O-35 Exploring Associations between Sex Hormones and Pain Detection Thresholds Among Premenopausal Women with Sickle Cell Disease
Author(s):
Z Ramsay, D Sharma, M Wisdom-Phipps, N Chin, L Campbell, J Knight-Madden , M Asnani
Year of Presentation:
2025
Objective: Women with sickle cell disease (SCD) often
report worse pain compared to men. Vaso-occlusive crisis
(VOC) pain episodes are frequently associated with menses,
and their frequency is often reduced with concurrent use
of hormonal contraceptives. Based on these findings, this
study tested the hypothesis that sex hormones are associated
with pain detection thresholds among women with SCD.
Methods: Premenopausal SCD women aged minimum 18 years with regular menses, and without acute illnesses, pregnancy, oophorectomy or hormonal contraceptives within three months prior, were included. Measurements of pain detection thresholds for heat (HPT) and pressure (PPT), and serum hemoglobin, estradiol, progesterone and testosterone were taken at follicular and luteal visits. Validated questionnaires included the Adult Sickle Cell Quality of Life Measurement Information System (ASCQ-Me) which measured quality-of-life and VOC frequency and severity. A study instrument assessed menstrual characteristics and medical history. Multivariate generalized linear mixed models were performed, including days since the last menstrual period standardized by cycle length.

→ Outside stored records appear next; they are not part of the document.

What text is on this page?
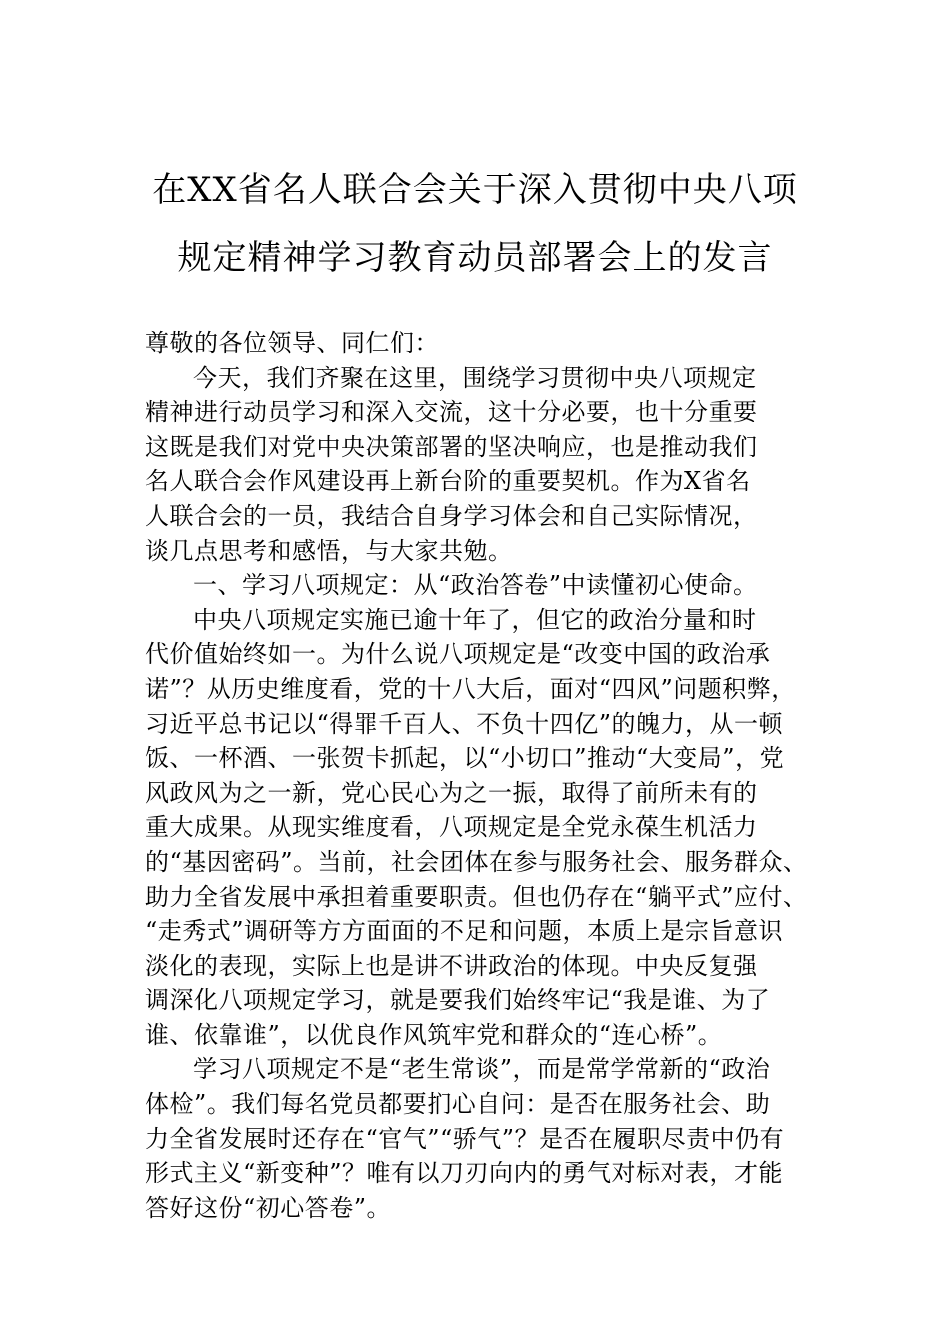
在XX省名人联合会关于深入贯彻中央八项
规定精神学习教育动员部署会上的发言
尊敬的各位领导、同仁们：
今天，我们齐聚在这里，围绕学习贯彻中央八项规定
精神进行动员学习和深入交流，这十分必要，也十分重要
这既是我们对党中央决策部署的坚决响应，也是推动我们
名人联合会作风建设再上新台阶的重要契机。作为X省名
人联合会的一员，我结合自身学习体会和自己实际情况，
谈几点思考和感悟，与大家共勉。
一、学习八项规定：从“政治答卷”中读懂初心使命。
中央八项规定实施已逾十年了，但它的政治分量和时
代价值始终如一。为什么说八项规定是“改变中国的政治承
诺”？从历史维度看，党的十八大后，面对“四风”问题积弊，
习近平总书记以“得罪千百人、不负十四亿”的魄力，从一顿
饭、一杯酒、一张贺卡抓起，以“小切口”推动“大变局”，党
风政风为之一新，党心民心为之一振，取得了前所未有的
重大成果。从现实维度看，八项规定是全党永葆生机活力
的“基因密码”。当前，社会团体在参与服务社会、服务群众、
助力全省发展中承担着重要职责。但也仍存在“躺平式”应付、
“走秀式”调研等方方面面的不足和问题，本质上是宗旨意识
淡化的表现，实际上也是讲不讲政治的体现。中央反复强
调深化八项规定学习，就是要我们始终牢记“我是谁、为了
谁、依靠谁”，以优良作风筑牢党和群众的“连心桥”。
学习八项规定不是“老生常谈”，而是常学常新的“政治
体检”。我们每名党员都要扪心自问：是否在服务社会、助
力全省发展时还存在“官气”“骄气”？是否在履职尽责中仍有
形式主义“新变种”？唯有以刀刃向内的勇气对标对表，才能
答好这份“初心答卷”。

Results: The study recruited 125 participants (mean age 29.0±7.5 years and 79.2% with severe genotype of either homozygous SS or Sβ-Thalassemia0). In multivariate analyses, worse VOC scores (β=1.7) and severe genotype (β=- 46.0) were associated with higher and lower trapezius PPT, respectively. Older age was associated with lower forearm HPT (β=-0.1). Among leg measurements, the presence of ovulatory cycles (β=-1.1) and hydroxyurea use (β=-1.2) were associated with lower HPT, while worse VOC scores (β=0.1) were associated with higher HPT. Higher estradiol was associated with lower HPT at the leg (β=-0.02), with an interaction with the cycle day (β=0.001) predicting lower thresholds earlier in the cycle for the same estradiol level.
Conclusion: Estradiol is associated with a time-varying, length-dependent peripheral neuropathy among SCD women; and may be a potential therapeutic target and biomarker for cyclical pain and neuropathic pain.